It’s telling that Americans think walkable neighborhoods are vacation destinations and not real places. They literally go to a place called “the magic kingdom” to walk around and enjoy but think it’s at best a quaint ancient /medieval throwback or a fantasy land
Don’t forget the not actually public transit! Back when I worked at Disney and went to the parks with friends on my day off, we’d decide which park we’d end at, park there at the start of the day, and just take buses or the monorail to go between parks.
Not even close to being untrue. I’ve listened to a lot of conservatives being anti-sidewalks growing up, complaining how sidewalks aided criminals.
I’ve listened to a lot of conservatives being anti-sidewalks growing up, complaining how sidewalks aided criminals.

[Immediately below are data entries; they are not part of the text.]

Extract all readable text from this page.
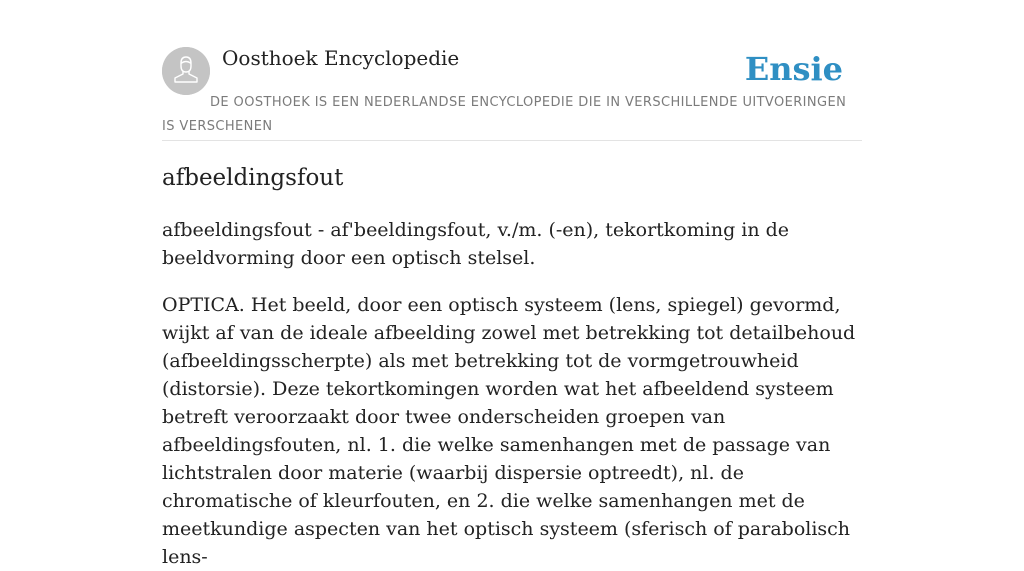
Oosthoek Encyclopedie	Ensie
DE OOSTHOEK IS EEN NEDERLANDSE ENCYCLOPEDIE DIE IN VERSCHILLENDE UITVOERINGEN IS VERSCHENEN
afbeeldingsfout

afbeeldingsfout - af'beeldingsfout, v./m. (-en), tekortkoming in de beeldvorming door een optisch stelsel.

OPTICA. Het beeld, door een optisch systeem (lens, spiegel) gevormd, wijkt af van de ideale afbeelding zowel met betrekking tot detailbehoud (afbeeldingsscherpte) als met betrekking tot de vormgetrouwheid (distorsie). Deze tekortkomingen worden wat het afbeeldend systeem betreft veroorzaakt door twee onderscheiden groepen van afbeeldingsfouten, nl. 1. die welke samenhangen met de passage van lichtstralen door materie (waarbij dispersie optreedt), nl. de chromatische of kleurfouten, en 2. die welke samenhangen met de meetkundige aspecten van het optisch systeem (sferisch of parabolisch lens-
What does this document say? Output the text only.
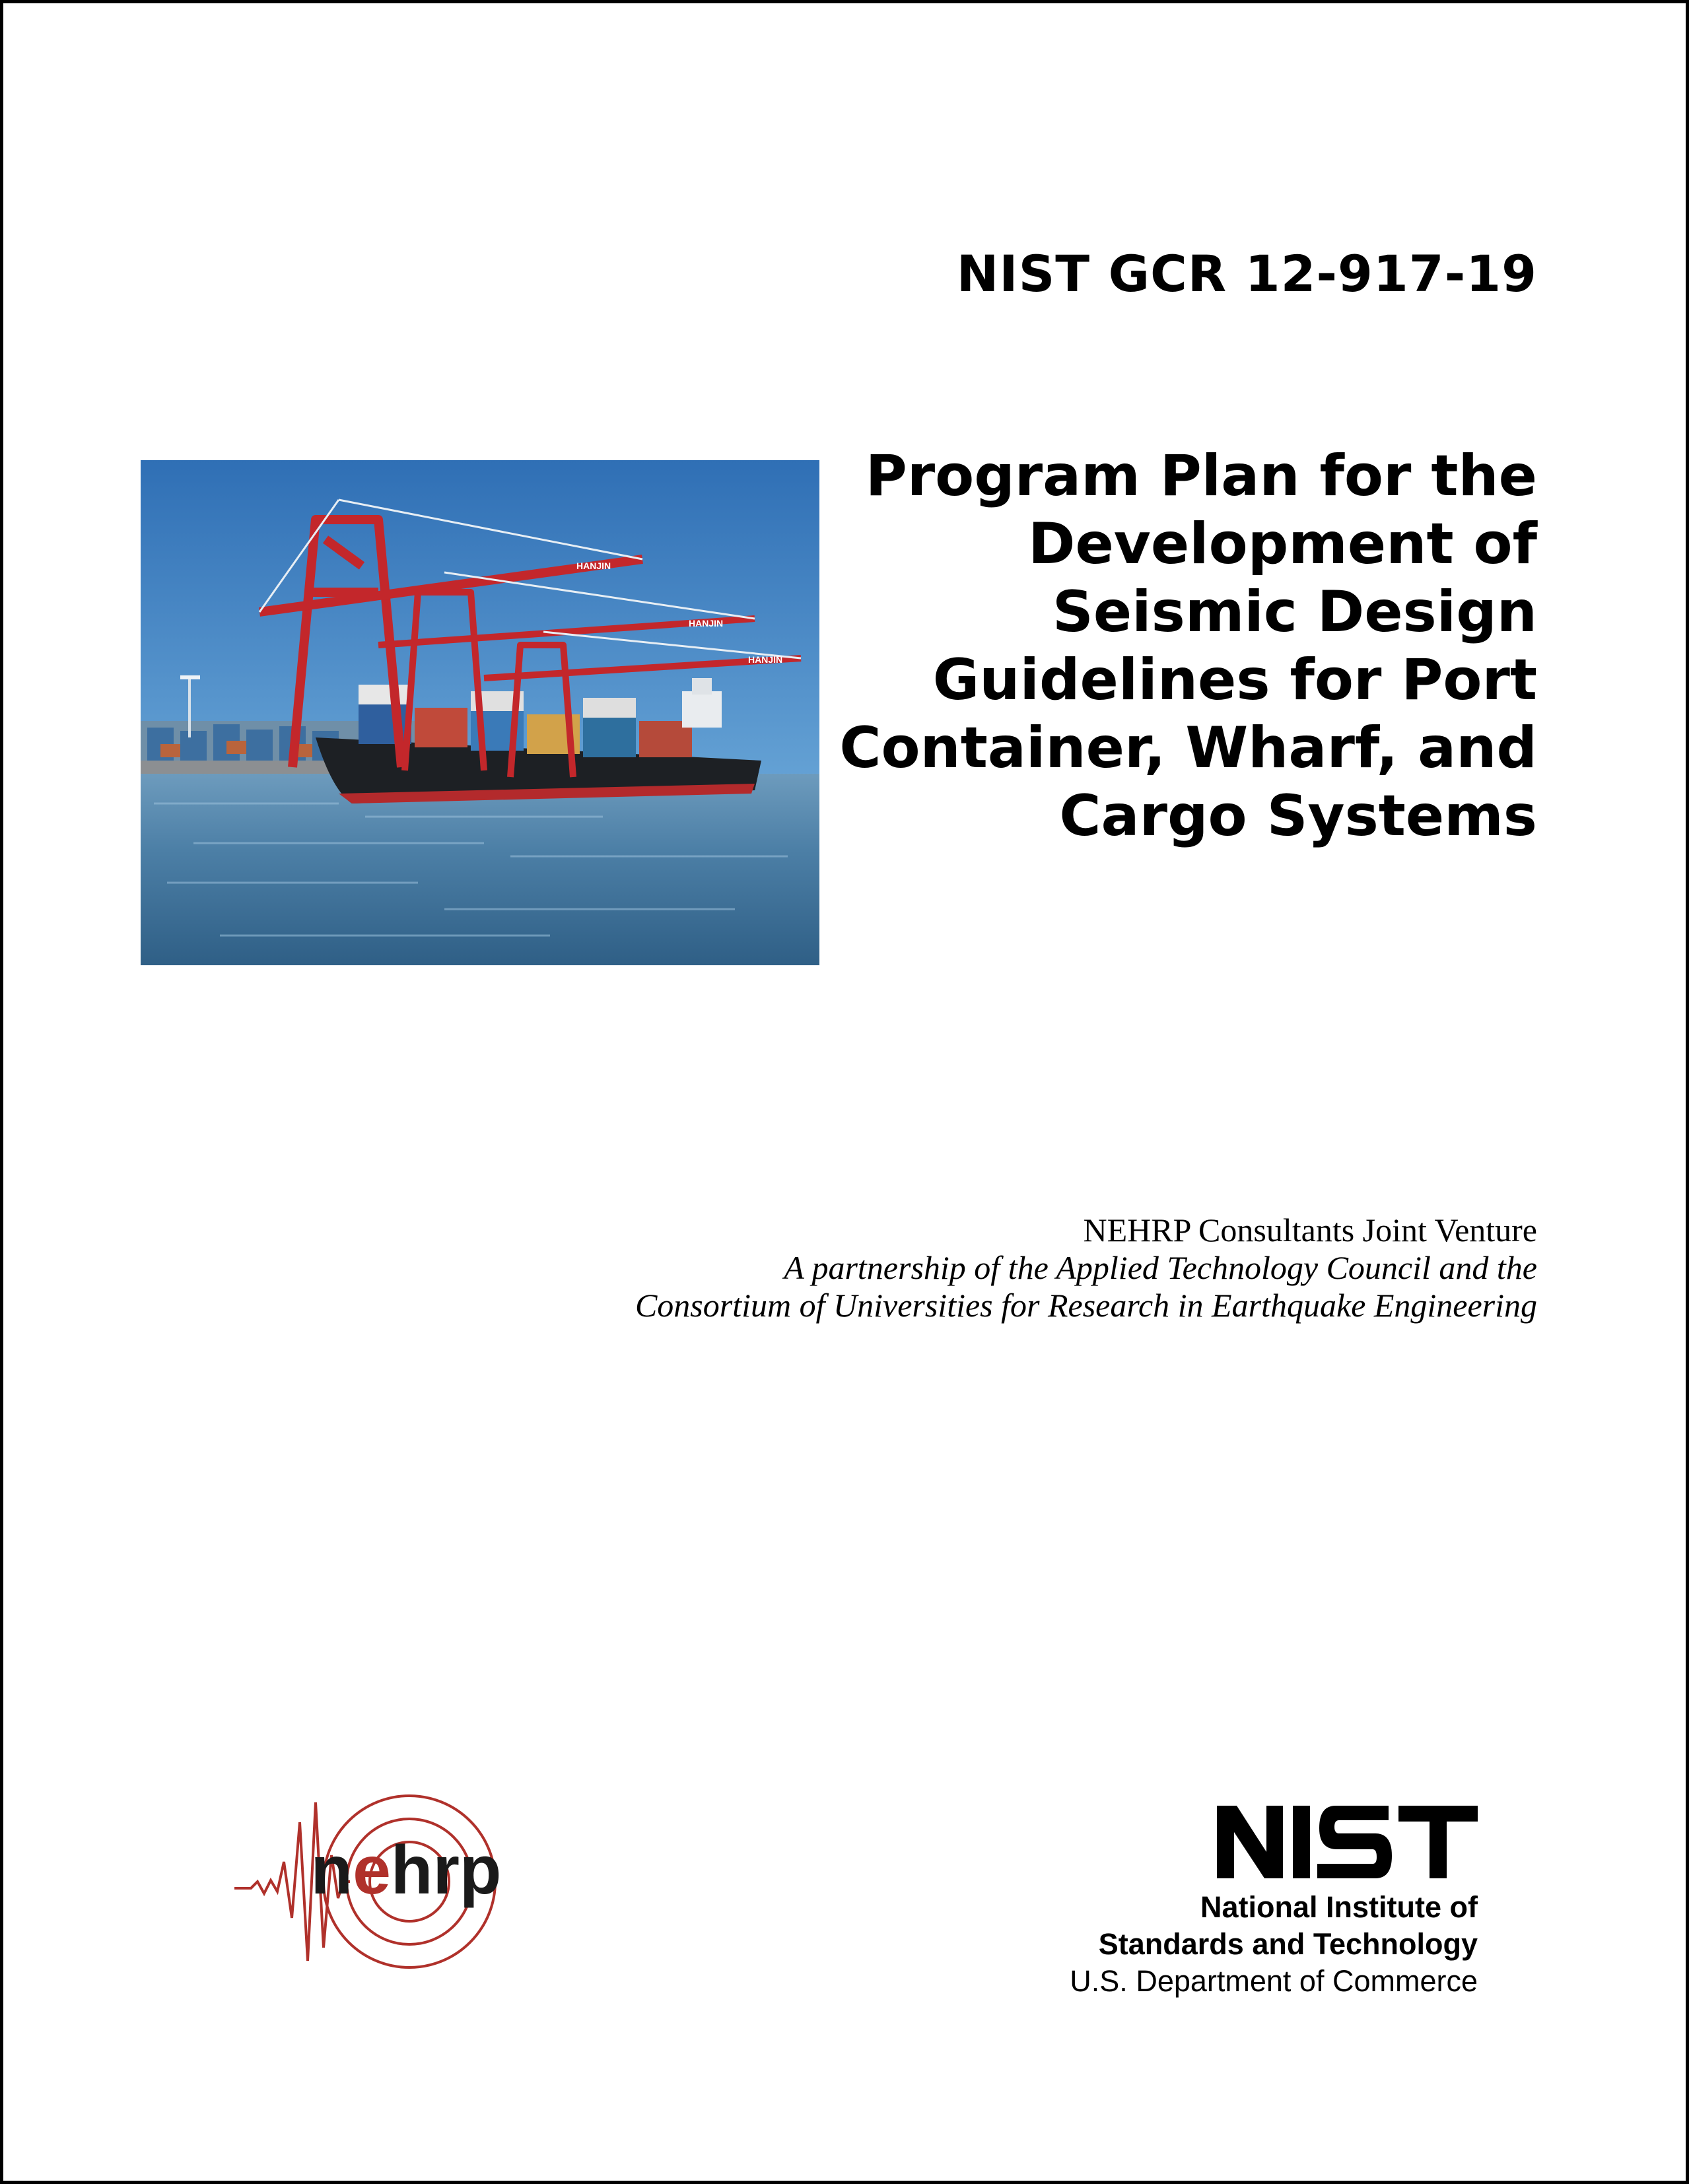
NIST GCR 12-917-19
Program Plan for the
Development of
Seismic Design
Guidelines for Port
Container, Wharf, and
Cargo Systems
HANJIN
HANJIN
HANJIN
NEHRP Consultants Joint Venture
A partnership of the Applied Technology Council and the
Consortium of Universities for Research in Earthquake Engineering
nehrp	National Institute of
Standards and Technology
U.S. Department of Commerce
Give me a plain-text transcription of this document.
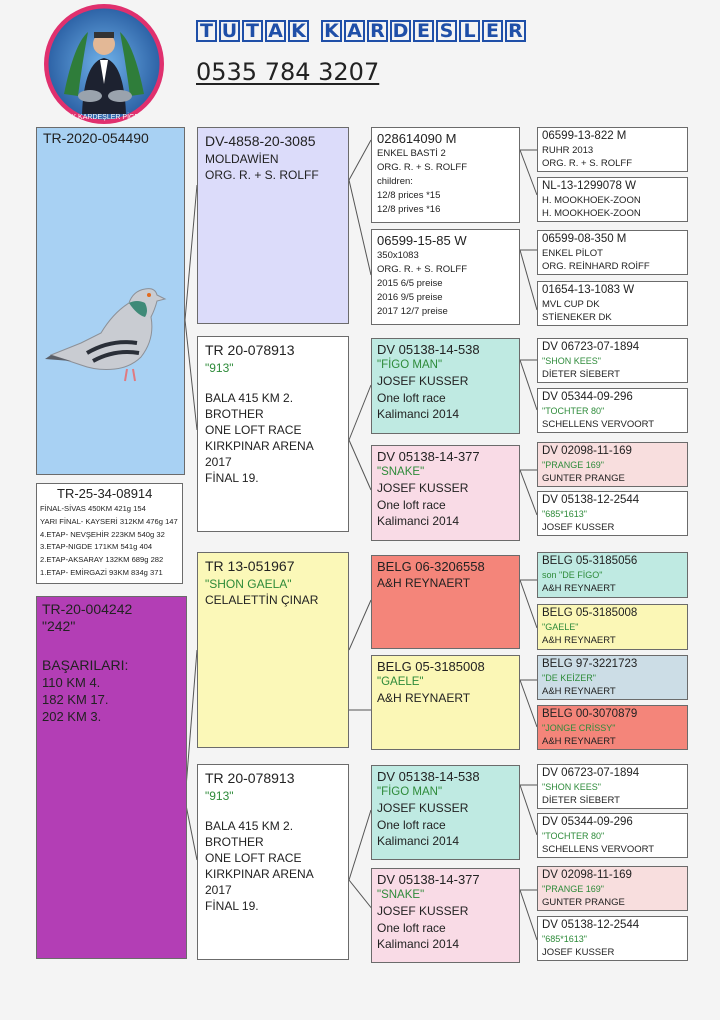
TUTAK KARDEŞLER PİGEONS
T U T A K K A R D E S L E R
0535 784 3207
TR-2020-054490
TR-25-34-08914
FİNAL-SİVAS 450KM 421g 154
YARI FİNAL- KAYSERİ 312KM 476g 147
4.ETAP- NEVŞEHİR 223KM 540g 32
3.ETAP-NIGDE 171KM 541g 404
2.ETAP-AKSARAY 132KM 689g 282
1.ETAP- EMİRGAZİ 93KM 834g 371
TR-20-004242
"242"
BAŞARILARI:
110 KM 4.
182 KM 17.
202 KM 3.
DV-4858-20-3085
MOLDAWİEN
ORG. R. + S. ROLFF
TR 20-078913
"913"
BALA 415 KM 2.
BROTHER
ONE LOFT RACE
KIRKPINAR ARENA
2017
FİNAL 19.
TR 13-051967
"SHON GAELA"
CELALETTİN ÇINAR
TR 20-078913
"913"
BALA 415 KM 2.
BROTHER
ONE LOFT RACE
KIRKPINAR ARENA
2017
FİNAL 19.
028614090 M
ENKEL BASTİ 2
ORG. R. + S. ROLFF
children:
12/8 prices *15
12/8 prives *16
06599-15-85 W
350x1083
ORG. R. + S. ROLFF
2015 6/5 preise
2016 9/5 preise
2017 12/7 preise
DV 05138-14-538
"FİGO MAN"
JOSEF KUSSER
One loft race
Kalimanci 2014
DV 05138-14-377
"SNAKE"
JOSEF KUSSER
One loft race
Kalimanci 2014
BELG 06-3206558
A&H REYNAERT
BELG 05-3185008
"GAELE"
A&H REYNAERT
DV 05138-14-538
"FİGO MAN"
JOSEF KUSSER
One loft race
Kalimanci 2014
DV 05138-14-377
"SNAKE"
JOSEF KUSSER
One loft race
Kalimanci 2014
06599-13-822 M
RUHR 2013
ORG. R. + S. ROLFF
NL-13-1299078 W
H. MOOKHOEK-ZOON
H. MOOKHOEK-ZOON
06599-08-350 M
ENKEL PİLOT
ORG. REİNHARD ROİFF
01654-13-1083 W
MVL CUP DK
STİENEKER DK
DV 06723-07-1894
"SHON KEES"
DİETER SİEBERT
DV 05344-09-296
"TOCHTER 80"
SCHELLENS VERVOORT
DV 02098-11-169
"PRANGE 169"
GUNTER PRANGE
DV 05138-12-2544
"685*1613"
JOSEF KUSSER
BELG 05-3185056
son "DE FİGO"
A&H REYNAERT
BELG 05-3185008
"GAELE"
A&H REYNAERT
BELG 97-3221723
"DE KEİZER"
A&H REYNAERT
BELG 00-3070879
"JONGE CRİSSY"
A&H REYNAERT
DV 06723-07-1894
"SHON KEES"
DİETER SİEBERT
DV 05344-09-296
"TOCHTER 80"
SCHELLENS VERVOORT
DV 02098-11-169
"PRANGE 169"
GUNTER PRANGE
DV 05138-12-2544
"685*1613"
JOSEF KUSSER
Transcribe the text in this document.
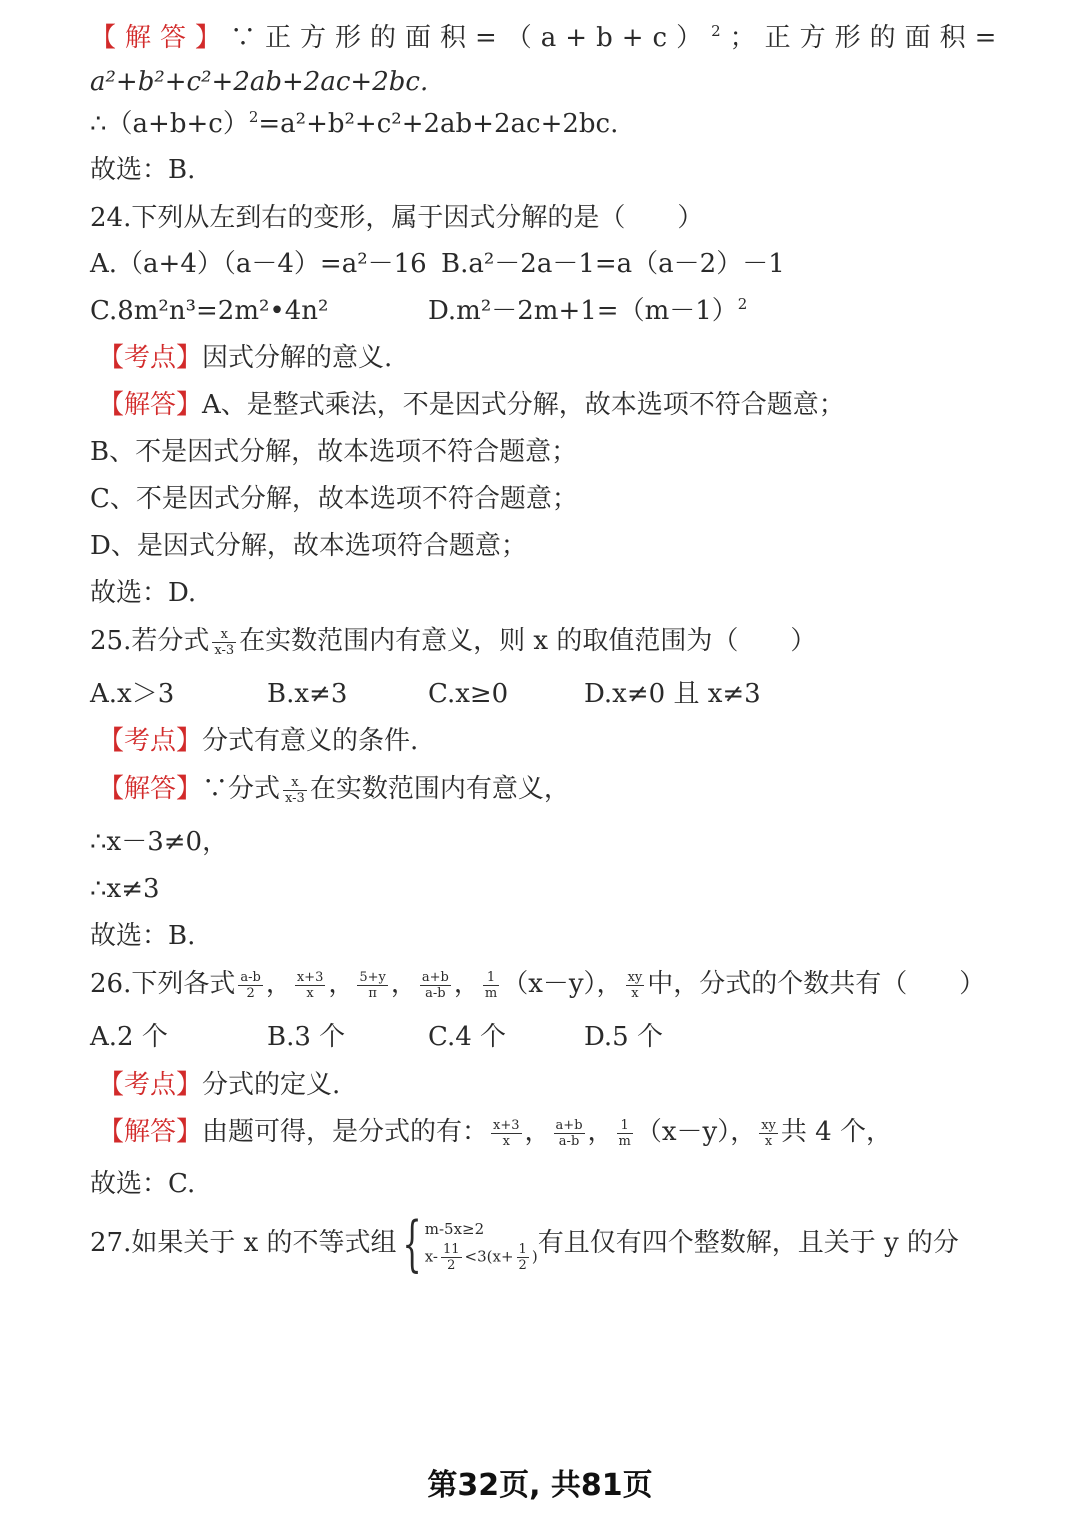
【解答】∵正方形的面积$=(a+b+c)^2$；正方形的面积=
a²+b²+c²+2ab+2ac+2bc.
$\therefore(a+b+c)^2=a^2+b^2+c^2+2ab+2ac+2bc$.
故选：B.
24.下列从左到右的变形，属于因式分解的是（　　）
A.（a+4）（a－4）=a²－16 B.a²－2a－1=a（a－2）－1
C.8m²n³=2m²•4n²	$D.m^2-2m+1=(m-1)^2$
【考点】因式分解的意义.
【解答】A、是整式乘法，不是因式分解，故本选项不符合题意；
B、不是因式分解，故本选项不符合题意；
C、不是因式分解，故本选项不符合题意；
D、是因式分解，故本选项符合题意；
故选：D.
25.若分式 $\frac{x}{x-3}$ 在实数范围内有意义，则 x 的取值范围为（　　）
A.x＞3	B.x≠3	C.x≥0	D.x≠0 且 x≠3
【考点】分式有意义的条件.
【解答】∵分式 $\frac{x}{x-3}$ 在实数范围内有意义，
∴x－3≠0，
∴x≠3
故选：B.
26.下列各式 $\frac{a-b}{2}$ ， $\frac{x+3}{x}$ ， $\frac{5+y}{\pi}$ ， $\frac{a+b}{a-b}$ ， $\frac{1}{m} (x-y)$， $\frac{xy}{x}$ 中，分式的个数共有（　　）
A.2 个	B.3 个	C.4 个	D.5 个
【考点】分式的定义.
【解答】由题可得，是分式的有： $\frac{x+3}{x}$ ， $\frac{a+b}{a-b}$ ， $\frac{1}{m} (x-y)$， $\frac{xy}{x}$ 共 4 个，
故选：C.
27.如果关于 x 的不等式组{ m-5x≥2
$x- \frac{11}{2} <3(x+ \frac{1}{2}$ ) 有且仅有四个整数解，且关于 y 的分
第32页, 共81页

I’m sorry, I’m not pretending to be stupid to challenge you, or challenging the notion at all, but could you please elaborate on what that “logic” is?
I just don’t see a correlation honestly. Unless it’s the same as like “universal healthcare helps criminals” in the sense that yeah, it’s universal, it’s also for criminals, but eveyone is helped by it, so… I… I fail how they could’ve even began to argue such a point.
But I know lots of conservatives are irrational dumbfucks who don’t actually even understand what “logic” means.
Dense population attracts crime, dense population allows for more walking and cycling infrastructure. The coincidence of those two facts makes people think that walking and cycling infrastructure causes an increase in crime. Those people are confusing correlation and causation
The people that are open to exploration and travel are generally not the ones opposed to progressive city planning.
The fear-based mindset opposed to change at any cost is not exactly conducive to exploring other cultures.
My hypothesis is people are easily frightened idiots. They don’t like change of any sort. It frightens them and then they can’t reason about if the change is good or bad long term.
If a place had bike lanes for years the same people who bike-lash would probably oppose removing them.
It doesn’t really help that Americans can’t ride a bicycle for shit. Tourists on bikes are a major hazard, but so are tourists on foot in any city with dedicated space for bicycles. They just cross it and walk on it without watching or even a single thought. They just assume it’s part of the pavement.
Fake. Those kinda people would never ride a bike. Instead, they would be stuck somewhere with their oversized car and would complain why they can’t drive theough the inner city and do sightseeing from the inside of their car lol.
I literally have a father in law that bitches about a new public transit bus line being put into his suburb to get to the metro. Americans will bitch about anything. I have to hear about it all the time.
I’ve been to cities with nice public transit and clean streets.
I still don’t like cities.
But I appreciate that if we make cities nicer and more convenient more people would choose them and they’d stop tearing up wild places.
I will not live in your cities. But I know why they must exist.
Unless you’re making your own soap etc, you’re still living in a society which wouldn’t function without said cities. So live in them or no, you’re still dependant on them.
Don’t remind me.
I mean, you could just learn to make your own soap?
It’s not that hard, just a bit labour intensive at times. But if you actually hunted game you might actually have the ingredients as extra. And you could easily still have it be nice soap, by also having a garden and making simple extracts from plants like jasmine and whatnot for scents.
I’m kinda jealous about some American “homesteaders” at times, because America is just way better for that, geographically and bureaucratically than Finland. Not that I could afford it anyway but… A man can dream.
We also have some pretty nice homesteaders in Danmark if you want to find som nearby to see.
Not a bad recommendation, I’ll be sure to check it out.
Any links or search terms would be appreciated.
I doubt many Americans vacationing in Europe are opposed to walkable cities.
Then you’ve never met an American.
I’m the other way around - I took one trip to the Netherlands and didn’t expect to come back forever changed. I know what good public transit looks like now and can’t unsee it. Since then I’ve picked apartments based on how bicycle and metro connected they are.
Same. My girlfriend used to be a car enthusiast and ever since I took here there she’s gone full !fuckcars.